L'éruption, le jour où Saint-Pierre mourut
Le Jeudi 8 mai 1902, c'est le jour de l'Ascension. Une explosion se produit dans le cratère de l'Étang Sec dont le flanc était échancré depuis la coulée du 5 mai. Un souffle puissant suivi trois minutes plus tard de la nuée ardente bloquée vers le nord et l'est par la falaise de la caldeira et le dôme emprunte la brèche de l'Étang Sec vers la rivière Blanche et déferle à une vitesse supérieure à 500 km/h sur la ville.

À 7h52, en moins d'une minute, la Rivière Blanche est détruite en grande partie, les navires ancrés dans la rade sont en feu. L'explosion du bouchon provoqua un embrasement du cratère et une onde de choc, un « boum » atmosphérique supersonique (~ 450 m/s, 30 hPa de surpression instantanée).

Ce bruit incomparable à tout bruit qu'on peut entendre quotidiennement était tellement puissant qu'il était insupportable à l'écoute humaine et au point de faire exploser les tympans des habitants sur plusieurs kilomètres.

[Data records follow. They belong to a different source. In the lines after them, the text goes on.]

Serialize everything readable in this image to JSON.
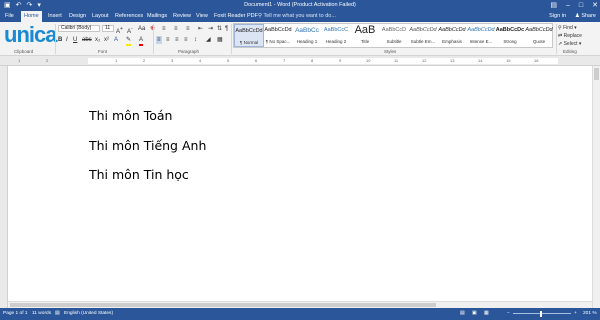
{
  "titlebar": {
    "title": "Document1 - Word (Product Activation Failed)",
    "qat": [
      "save-icon",
      "undo-icon",
      "redo-icon",
      "customize-icon"
    ],
    "controls": [
      "ribbon-display-icon",
      "minimize-icon",
      "maximize-icon",
      "close-icon"
    ]
  },
  "tabs": [
    {
      "label": "File"
    },
    {
      "label": "Home"
    },
    {
      "label": "Insert"
    },
    {
      "label": "Design"
    },
    {
      "label": "Layout"
    },
    {
      "label": "References"
    },
    {
      "label": "Mailings"
    },
    {
      "label": "Review"
    },
    {
      "label": "View"
    },
    {
      "label": "Foxit Reader PDF"
    }
  ],
  "tellme": "Tell me what you want to do...",
  "signin": "Sign in",
  "share": "Share",
  "logo": "unica",
  "font": {
    "name": "Calibri (Body)",
    "size": "11"
  },
  "groups": {
    "clipboard": "Clipboard",
    "font": "Font",
    "paragraph": "Paragraph",
    "styles": "Styles",
    "editing": "Editing"
  },
  "styles": [
    {
      "sample": "AaBbCcDd",
      "name": "¶ Normal"
    },
    {
      "sample": "AaBbCcDd",
      "name": "¶ No Spac..."
    },
    {
      "sample": "AaBbCc",
      "name": "Heading 1"
    },
    {
      "sample": "AaBbCcC",
      "name": "Heading 2"
    },
    {
      "sample": "AaB",
      "name": "Title"
    },
    {
      "sample": "AaBbCcD",
      "name": "Subtitle"
    },
    {
      "sample": "AaBbCcDd",
      "name": "Subtle Em..."
    },
    {
      "sample": "AaBbCcDd",
      "name": "Emphasis"
    },
    {
      "sample": "AaBbCcDd",
      "name": "Intense E..."
    },
    {
      "sample": "AaBbCcDc",
      "name": "Strong"
    },
    {
      "sample": "AaBbCcDd",
      "name": "Quote"
    }
  ],
  "editing": {
    "find": "Find",
    "replace": "Replace",
    "select": "Select"
  },
  "ruler": [
    "1",
    "2",
    "1",
    "2",
    "3",
    "4",
    "5",
    "6",
    "7",
    "8",
    "9",
    "10",
    "11",
    "12",
    "13",
    "14",
    "15",
    "16"
  ],
  "document": {
    "paragraphs": [
      "Thi môn Toán",
      "Thi môn Tiếng Anh",
      "Thi môn Tin học"
    ]
  },
  "status": {
    "page": "Page 1 of 1",
    "words": "11 words",
    "language": "English (United States)",
    "zoom": "201 %",
    "zoom_minus": "−",
    "zoom_plus": "+"
  },
  "colors": {
    "accent": "#2b579a",
    "logo": "#1a8ad4"
  }
}
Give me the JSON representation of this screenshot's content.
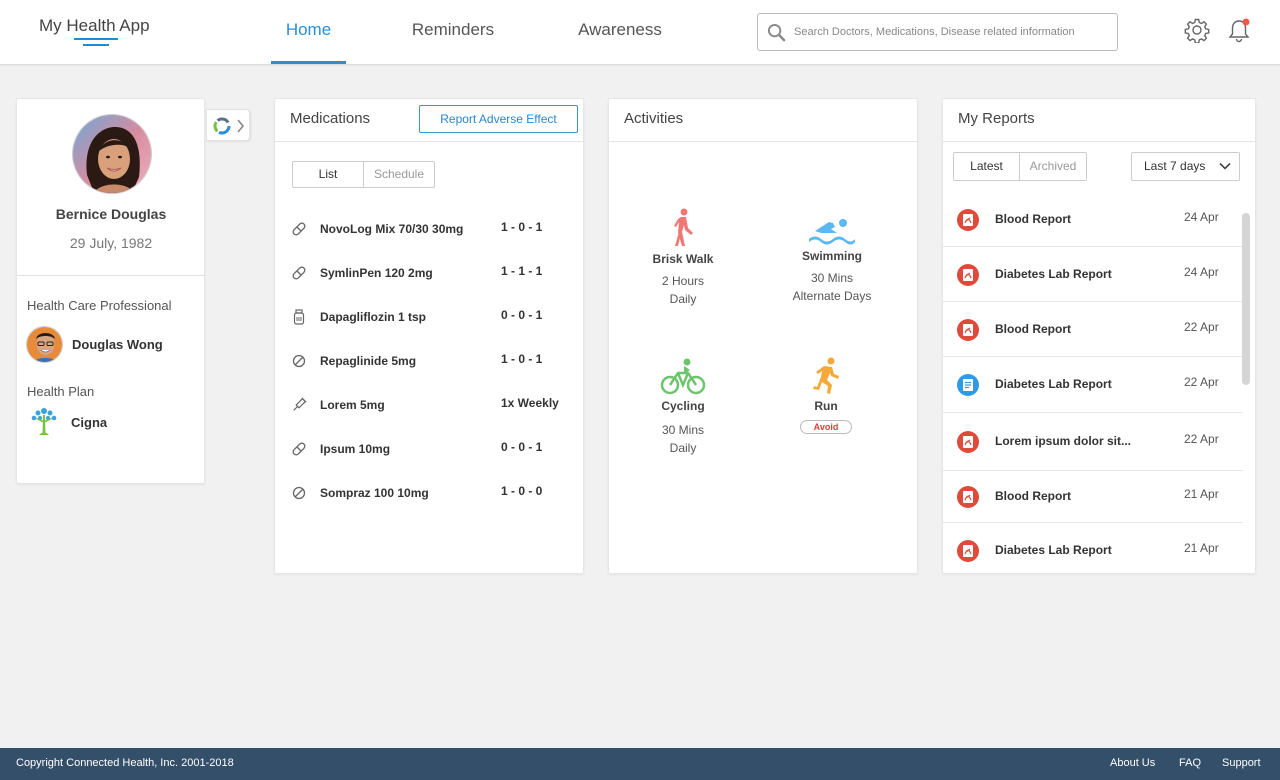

Une épaisse nuée de gaz, d'eau et d'éléments solides en suspension s'échappa d'une bouche au pied du dôme, produisant un immense nuage noir en forme de champignon à plus de 4 km au-dessus du volcan.
Par la suite, il s'effondra sur lui-même et sa nuée descendante axée sur la Rivière Blanche couvrit de boue, de blocs et de cendres une zone triangulaire entre Étang Sec/Prêcheur/Saint-Pierre de plus de 40 km et s'arrêta au milieu de la rade à plus de 1 500 m du rivage.
Des incendies et des lahars aggravèrent les destructions et le nombre de victimes. Selon l'endroit où elles se trouvaient dans la zone ravagée, les victimes étaient décédées soit par l'onde de choc atmosphérique, soit par l'inhalation de gaz brûlants, soit par de profondes brûlures, soit par des chutes de blocs volcaniques ou encore des écroulements de bâtiments. Saint-Pierre ne fut pas la seule ville touchée par l'éruption.
De nombreuses victimes étaient recensées dans tout le nord de l'île de la zone Caraïbe à la côte Atlantique même si le nombre fut bien évidemment plus important sur la Côte Caraïbe en contrebas de la Pelée. Seuls deux hommes et une jeune fille survécurent à l’éruption du 8 Mai grâce à la solidité et l'éloignement des bâtiments où ils se trouvaient. Ils furent cependant gravement brulés.

Le premier Louis-Auguste Cyparis, un ouvrier de 27 ans, était enfermé dans le cachot de la prison pour avoir participé à une rixe meurtrière dans un bar. Le cachot aux murs très épais n'avait qu'une étroite ouverture sur sa façade opposée au volcan. Il en fut extrait trois jours après l'éruption. Son corps était fortement brûlé. Il intégra le « plus grand spectacle du monde du cirque » Barnum et Bailey's où il était présenté comme l'« homme qui a vécu le jour du jugement dernier ». Il aurait été le premier noir célèbre dans le monde du spectacle aux États-Unis.
Léon Compère dit Léandre était un jeune cordonnier qui vivait dans un bâtiment aux murs épais situé en bordure de la zone dévastée.
Beaucoup moins connue, la jeune Havivra Da Ifrile échappée in extremis sur la barque de son frère qui fut recueillie en mer par un navire baptisé le Suchet.
Les premiers secours arrivent de Fort-de-France via le navire de guerre. Suchet se présenta à l'entrée de la rade à 12h30 mais la chaleur l'empêcha d'y entrer avant 15h00. Il parvint malgré tout à secourir des marins et des passagers de divers navires en feu. Une fois arrivée par terre, la majorité succombe à ses blessures. Seule une vingtaine survécut.